Once White, who ordered both coaches to “shut the f—k up,” regained control of the situation, the selection process got under way. Penn picked Randy Couture protégé Gray Maynard with his first pick; Pulver countered with Corey Hill, who, at 6-foot-4, towered over the rest of the group.

As the show progressed and the two teams filled out their rosters, lines were drawn in the proverbial sand. Bad blood brewed between Hill and Ruediger, who quickly emerged as one of the show’s strongest personalities. Later, scales revealed Ruediger was more than 20 pounds overweight. Sensing he could become an early target, Ruediger broke down in tears in the team van. His teammates sent no sympathy his way. “You just gotta stop giving 100 percent in the kitchen,” teammate Allen Berube quipped.

Ruediger was eventually spared an appearance in the season’s first fight and the monstrous weight cut that would have accompanied it when Pulver handpicked Berube as an opponent for Cole Miller. A lanky 22-year-old from Augusta, Ga., Miller (11-2) was identified by both coaches as a fighter worth watching.
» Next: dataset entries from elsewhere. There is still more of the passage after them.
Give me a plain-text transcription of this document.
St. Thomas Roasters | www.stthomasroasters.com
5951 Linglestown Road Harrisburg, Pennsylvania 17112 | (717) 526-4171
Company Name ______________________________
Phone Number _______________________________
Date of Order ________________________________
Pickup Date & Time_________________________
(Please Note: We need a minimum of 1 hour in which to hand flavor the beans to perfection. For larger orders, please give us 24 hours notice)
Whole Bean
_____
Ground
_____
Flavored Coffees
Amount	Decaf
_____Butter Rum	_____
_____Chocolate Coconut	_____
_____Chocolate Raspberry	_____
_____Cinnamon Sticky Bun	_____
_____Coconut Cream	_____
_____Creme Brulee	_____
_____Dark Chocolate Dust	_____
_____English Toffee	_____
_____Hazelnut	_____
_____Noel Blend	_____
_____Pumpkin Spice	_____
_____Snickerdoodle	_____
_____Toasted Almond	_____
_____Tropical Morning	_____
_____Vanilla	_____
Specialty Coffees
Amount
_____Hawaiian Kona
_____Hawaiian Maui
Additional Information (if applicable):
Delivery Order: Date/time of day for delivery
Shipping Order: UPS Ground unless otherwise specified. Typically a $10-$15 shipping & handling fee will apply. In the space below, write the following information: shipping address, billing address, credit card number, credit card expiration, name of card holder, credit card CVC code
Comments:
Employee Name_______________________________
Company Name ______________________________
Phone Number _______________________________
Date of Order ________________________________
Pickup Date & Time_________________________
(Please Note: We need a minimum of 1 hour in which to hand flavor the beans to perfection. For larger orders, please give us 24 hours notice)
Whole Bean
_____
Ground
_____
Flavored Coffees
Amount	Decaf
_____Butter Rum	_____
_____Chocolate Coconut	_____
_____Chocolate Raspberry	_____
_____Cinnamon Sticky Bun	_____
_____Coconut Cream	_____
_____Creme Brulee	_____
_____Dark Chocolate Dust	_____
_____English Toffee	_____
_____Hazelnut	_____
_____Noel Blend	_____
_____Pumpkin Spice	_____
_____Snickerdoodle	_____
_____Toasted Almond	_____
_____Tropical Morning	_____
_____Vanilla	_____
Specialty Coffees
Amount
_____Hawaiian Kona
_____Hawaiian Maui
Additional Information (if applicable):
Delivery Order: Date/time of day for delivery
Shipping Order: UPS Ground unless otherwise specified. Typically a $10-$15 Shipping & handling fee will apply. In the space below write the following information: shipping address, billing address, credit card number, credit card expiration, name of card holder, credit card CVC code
Berube (2-1), meanwhile, a 32-year-old restaurant owner from Tampa, Fla., who has been “training jiu-jitsu and MMA for a year, year and a half,” was easily one of the show’s least experienced fighters. “I don’t consider myself a professional fighter,” Berube said. “I was just doing fights to get advertising for my business. All of a sudden, I’m in Las Vegas on ‘The Ultimate Fighter.’”

Miller, who looked more like a day trader than a mixed martial artist, vowed to end the fight quickly. “I don’t f—k around,” Cole said. “I’m here to put people away. I’ll break him.”

Fight day dawned with Team Penn members donning blue war paint reminiscent of Mel Gibson’s character in “Braveheart.” Neither Miller nor Berube did much standing, but when their fight hit the ground, Miller moved in for the kill. Though he failed in attempts to sink in a guillotine choke and Kimura, he successfully isolated Berube’s arm and locked in a triangle choke from the bottom, earning a victory by submission 2:33 into the bout.

“Miller was doing a good job wanting to setup his triangles,” Pulver commented. “He kept his legs up, made sure his hips were where they needed to be, pulled down on his head and finished the fight.”

Miller beamed with confidence afterward.

“To all those viewers who were thinking, ‘Oh, look at this cocky mother f—ker …’ I told it like it was,” Miller said. “I didn’t say any more; I didn’t say any less. I said exactly what was going to happen. It wasn’t getting out of the first round.”